I first shared this blog post in 2016. To date, it’s still my best-performing blog post. Not sure if that is because it’s one of my shortest – I am quite a waffler these days.
But I love that line. It’s line 431 from T S Eliot’s The Waste Land. The first time I read the poem, when I got to this line I burst into tears, because it seemed such a beautiful summation, of the poem, of my life, everything. Words do that to me–I’m a very emotional person, I’m glad to say.
I believe that our lives are made up of fragments. We are, in essence, a walking, talking collection of every experience we’ve ever had. This includes what we’ve read. Words.
So often I am out and about–yes, I escape now and again–and I hear something, see something, smell something which provokes a memory of something I’ve read. Most often it is snatches of conversation I overhear, being nosey and a crime writer, which as we all know gives me special dispensation to eavesdrop on others. (‘I ain’t been dropping no eaves, sir, honest.’) Words seem to lead to more words.
I hear someone say, ‘The wonderful thing…’ and mentally I’ve added ‘…about Tiggers is Tiggers are wonderful things.’ (I didn’t promise it was anything erudite!) Or someone may say ‘Wherever I go…’ and I think to myself ‘there’s always Pooh, there’s always Pooh and me.’ (By the way, Winnie the Pooh is not just for kids. Just read the chapter called The Piper At the Gates of Dawn…)

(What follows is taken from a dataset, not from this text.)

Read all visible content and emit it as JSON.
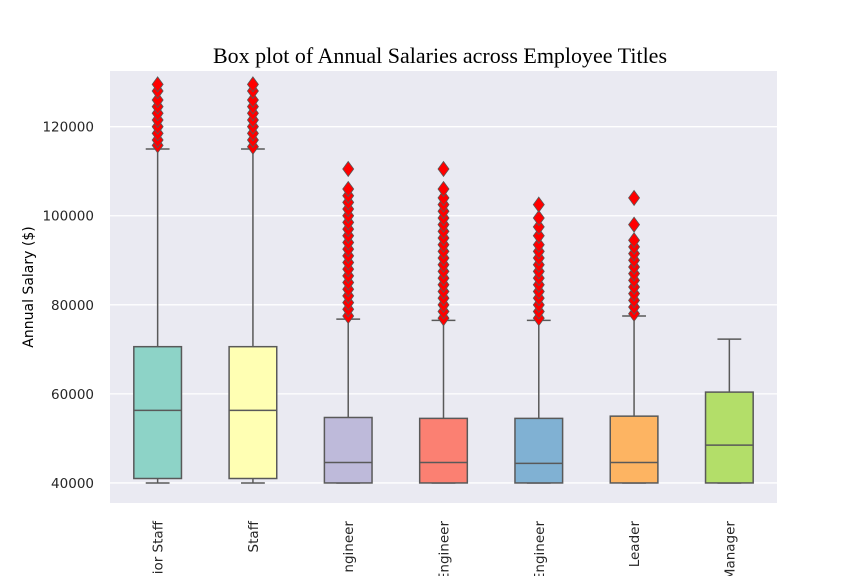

It’s not just A A Milne, though. So often snatches of Shakespeare, Agatha Christie, songs, poems, plays, hymns, prayers, all sorts of words come into my head. I can’t look at spring flowers without thinking ‘A host of golden daffodils’ or ‘April is the cruellest month’. (The Waste Land again!) A tall person becomes ‘thou painted Maypole’. A mouse is a ‘wee sleekit cowrin tim’rous beastie’. (Burns of course, who else?)
If something annoying happens, I hear Miss Marple whisper, ‘Oh dear, how extremely vexing,’ or I hear someone say something stupid, and Mr Bennett’s frustrated, outraged, ‘Until you come back…I shall not hear two words of sense spoken together’ comes to mind. I share his pain. In extremis, ‘I shall be in my library; I’m not to be disturbed.’ (Not unless there’s cake or Midsomer Murders.) Or I might hear Miss Silver’s indulgent, ‘In their own way, men can be quite useful.’

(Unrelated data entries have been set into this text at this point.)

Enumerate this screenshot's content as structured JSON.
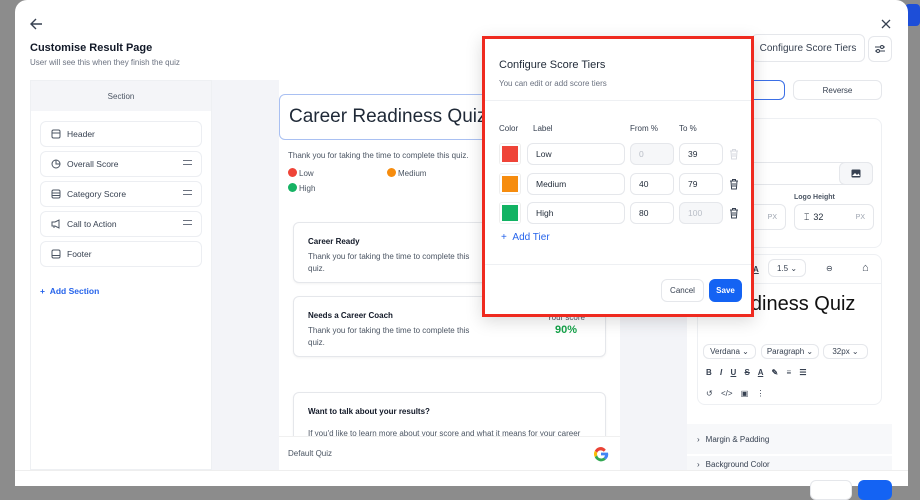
{
  "header": {
    "title": "Customise Result Page",
    "subtitle": "User will see this when they finish the quiz",
    "configure_label": "Configure Score Tiers"
  },
  "sidebar": {
    "heading": "Section",
    "items": [
      {
        "label": "Header",
        "icon": "layout-top-icon"
      },
      {
        "label": "Overall Score",
        "icon": "pie-chart-icon"
      },
      {
        "label": "Category Score",
        "icon": "database-icon"
      },
      {
        "label": "Call to Action",
        "icon": "megaphone-icon"
      },
      {
        "label": "Footer",
        "icon": "layout-bottom-icon"
      }
    ],
    "add_label": "Add Section"
  },
  "preview": {
    "title": "Career Readiness Quiz",
    "intro": "Thank you for taking the time to complete this quiz.",
    "legend": [
      {
        "label": "Low",
        "color": "#ef4438"
      },
      {
        "label": "Medium",
        "color": "#f68c0e"
      },
      {
        "label": "High",
        "color": "#16b364"
      }
    ],
    "cards": [
      {
        "title": "Career Ready",
        "text": "Thank you for taking the time to complete this quiz."
      },
      {
        "title": "Needs a Career Coach",
        "text": "Thank you for taking the time to complete this quiz.",
        "score_label": "Your score",
        "score": "90%"
      }
    ],
    "cta": {
      "title": "Want to talk about your results?",
      "text": "If you'd like to learn more about your score and what it means for your career"
    },
    "footer": "Default Quiz"
  },
  "settings": {
    "tab_reverse": "Reverse",
    "logo_height_label": "Logo Height",
    "logo_height": "32",
    "unit": "PX",
    "line_height": "1.5",
    "editor_text": "r Readiness Quiz",
    "font": "Verdana",
    "block": "Paragraph",
    "size": "32px",
    "accordions": [
      "Margin & Padding",
      "Background Color"
    ]
  },
  "modal": {
    "title": "Configure Score Tiers",
    "subtitle": "You can edit or add score tiers",
    "cols": [
      "Color",
      "Label",
      "From %",
      "To %"
    ],
    "tiers": [
      {
        "color": "#ef4438",
        "label": "Low",
        "from": "0",
        "to": "39"
      },
      {
        "color": "#f68c0e",
        "label": "Medium",
        "from": "40",
        "to": "79"
      },
      {
        "color": "#12b363",
        "label": "High",
        "from": "80",
        "to": "100"
      }
    ],
    "add_label": "Add Tier",
    "cancel": "Cancel",
    "save": "Save",
    "accent": "#1463f3"
  }
}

Or if sorrows come in, it’s Matthew Arnold’s painful comment filled with longing, ‘Ah love, let us be true to one another,’ because he believed that one another was all we have. (Dover Beach).
Or…
There’s always another wonderful sketch of words from someone who lived many years before my time. Or a contemporary. Or the next generation. We all use and need words.
And because of this, none of us can ever come to a text, for the first time, or the tenth, ‘cold’ or ‘new’. There is really no neutral approach in the human soul. We bring with us the sum of all our experiences and emotions, our world-view and our beliefs, and those inform what we read, and mercifully sometimes, what we read can inform all those things too.

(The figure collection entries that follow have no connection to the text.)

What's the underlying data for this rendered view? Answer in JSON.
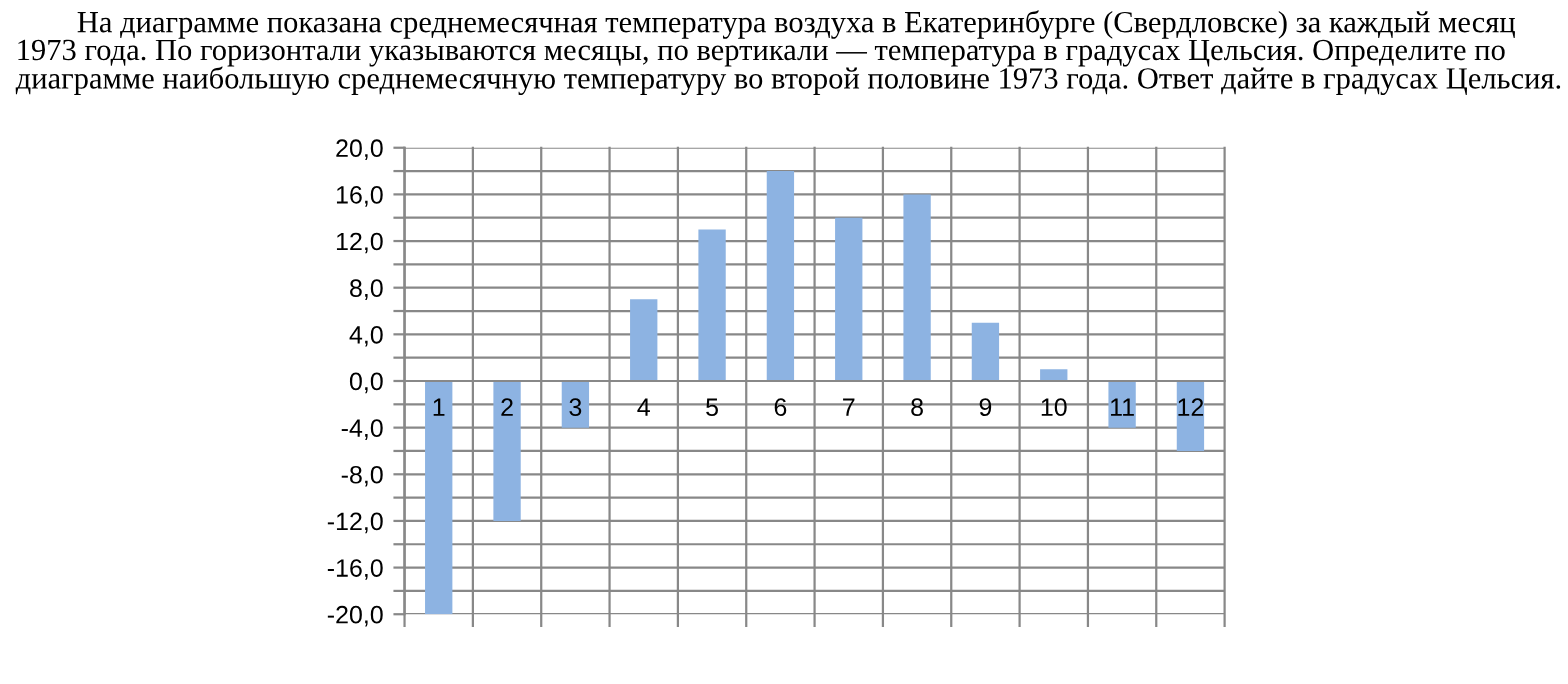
{
  "chart_data": {
    "type": "bar",
    "title": "На диаграмме показана среднемесячная температура воздуха в Екатеринбурге (Свердловске) за каждый месяц 1973 года. По горизонтали указываются месяцы, по вертикали — температура в градусах Цельсия. Определите по диаграмме наибольшую среднемесячную температуру во второй половине 1973 года. Ответ дайте в градусах Цельсия.",
    "categories": [
      "1",
      "2",
      "3",
      "4",
      "5",
      "6",
      "7",
      "8",
      "9",
      "10",
      "11",
      "12"
    ],
    "values": [
      -20,
      -12,
      -4,
      7,
      13,
      18,
      14,
      16,
      5,
      1,
      -4,
      -6
    ],
    "color": "#8db3e2",
    "ylim": [
      -20,
      20
    ],
    "yticks": [
      {
        "value": -20,
        "label": "-20,0"
      },
      {
        "value": -18,
        "label": null
      },
      {
        "value": -16,
        "label": "-16,0"
      },
      {
        "value": -14,
        "label": null
      },
      {
        "value": -12,
        "label": "-12,0"
      },
      {
        "value": -10,
        "label": null
      },
      {
        "value": -8,
        "label": "-8,0"
      },
      {
        "value": -6,
        "label": null
      },
      {
        "value": -4,
        "label": "-4,0"
      },
      {
        "value": -2,
        "label": null
      },
      {
        "value": 0,
        "label": "0,0"
      },
      {
        "value": 2,
        "label": null
      },
      {
        "value": 4,
        "label": "4,0"
      },
      {
        "value": 6,
        "label": null
      },
      {
        "value": 8,
        "label": "8,0"
      },
      {
        "value": 10,
        "label": null
      },
      {
        "value": 12,
        "label": "12,0"
      },
      {
        "value": 14,
        "label": null
      },
      {
        "value": 16,
        "label": "16,0"
      },
      {
        "value": 18,
        "label": null
      },
      {
        "value": 20,
        "label": "20,0"
      }
    ],
    "grid": true
  }
}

When I was studying literature ‘back in the day’, I remember The Waste Land was one of our set texts. Critics deplored it, dismissing it as a pastiche, a patchwork quilt of other peoples’ work, revealing only a good memory for quotations. Students shuddered and declared it was one of the worst experiences of their life. But for some of us, there was a sense of ‘wow, I never knew poetry could be like this!’
When I read his words, ‘These fragments I have shored against my ruins’ (line 431), I said to my tutor, I think he is saying that literature, that words, will save us in times of crisis, bolster us when we are at a low ebb. I was told I was wrong, but in spite of that, I still choose to believe this could be one meaning of these, for me, immortal words. These fragments of remembered stories, poems, previous experiences, feelings, of words, I have stored up, internalised, to use as a defence, shored against my ruin, my unhappiness, times of want, misery, sorrow and confusion. Ruin.
For me it is a reminder that many things in life are transient, passing, temporary, but I will always carry within me the sum of what I have read. Just read Shakespeare’s sonnet 18 and tell me I’m wrong. It’s short, it’s sweet, it’s got a cheeky grin at the end. It’s perfect, and all human life is there.